Neurosteroid Protection of Nerve Agent-induced Long-term Seizures and Neurological Dysfunction in a Pediatric Rat Model
Abstract number :
3.39
Submission category :
7. Anti-seizure Medications / 7A. Animal Studies
Year :
2024
Submission ID :
348
Source :
www.aesnet.org
Presentation date :
12/9/2024 12:00:00 AM
Published date :
Authors :
Presenting Author: Sreevidhya Ramakrishnan, PhD – Texas A&M Health Science Center
Tanveer Singh, PhD – Texas A&M University School of Medicine
Xin Wu, MD – Texas A&M University School of Medicine
D Samba Reddy, PhD, RPh – Texas A&M University School of Medicine
Rationale: Nerve agents such as sarin and soman (GD) are lethal chemicals that can cause seizures, status epilepticus (SE), and long-term morbidity.

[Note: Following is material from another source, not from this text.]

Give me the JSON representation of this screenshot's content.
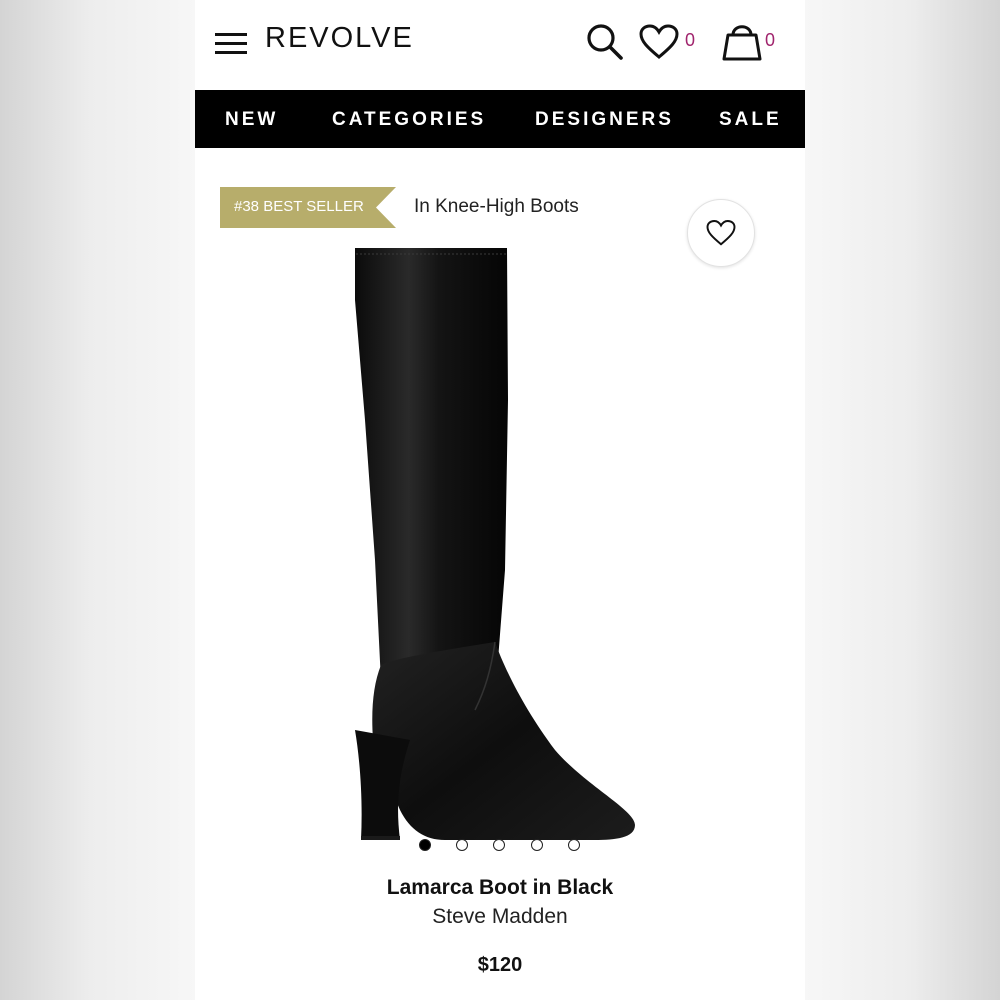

Children are highly susceptible and vulnerable to seizures and developmental neurotoxic effects of these compounds. Multiple reports have indicated that GD has high systemic toxicity in neonates and disrupts neuronal development at the cellular and network levels. Thus, there is a need for new pediatric anticonvulsants that are age-specific in children. Neurosteroids, which are positive modulators of extrasynaptic and synaptic GABA-A receptors, represent a new class of anticonvulsants for epilepsy. In this study, we investigated the long-term protective effects of the synthetic neurosteroid ganaxolone (GX) in a pediatric rat model of GD exposure and status epilepticus.
Methods: Postnatal day 21 (P21) rats were exposed to GD and treated with standard antidotes to improve survival. Ganaxolone was administered 40 minutes post-GD exposure, standalone, or with standard anticonvulsant midazolam. Behavior changes were observed at 1, 2, and 3 months post-exposure. After three months, video-EEG was monitored to record spontaneous recurrent seizures (SRS) and epileptiform discharges for up to 60 days.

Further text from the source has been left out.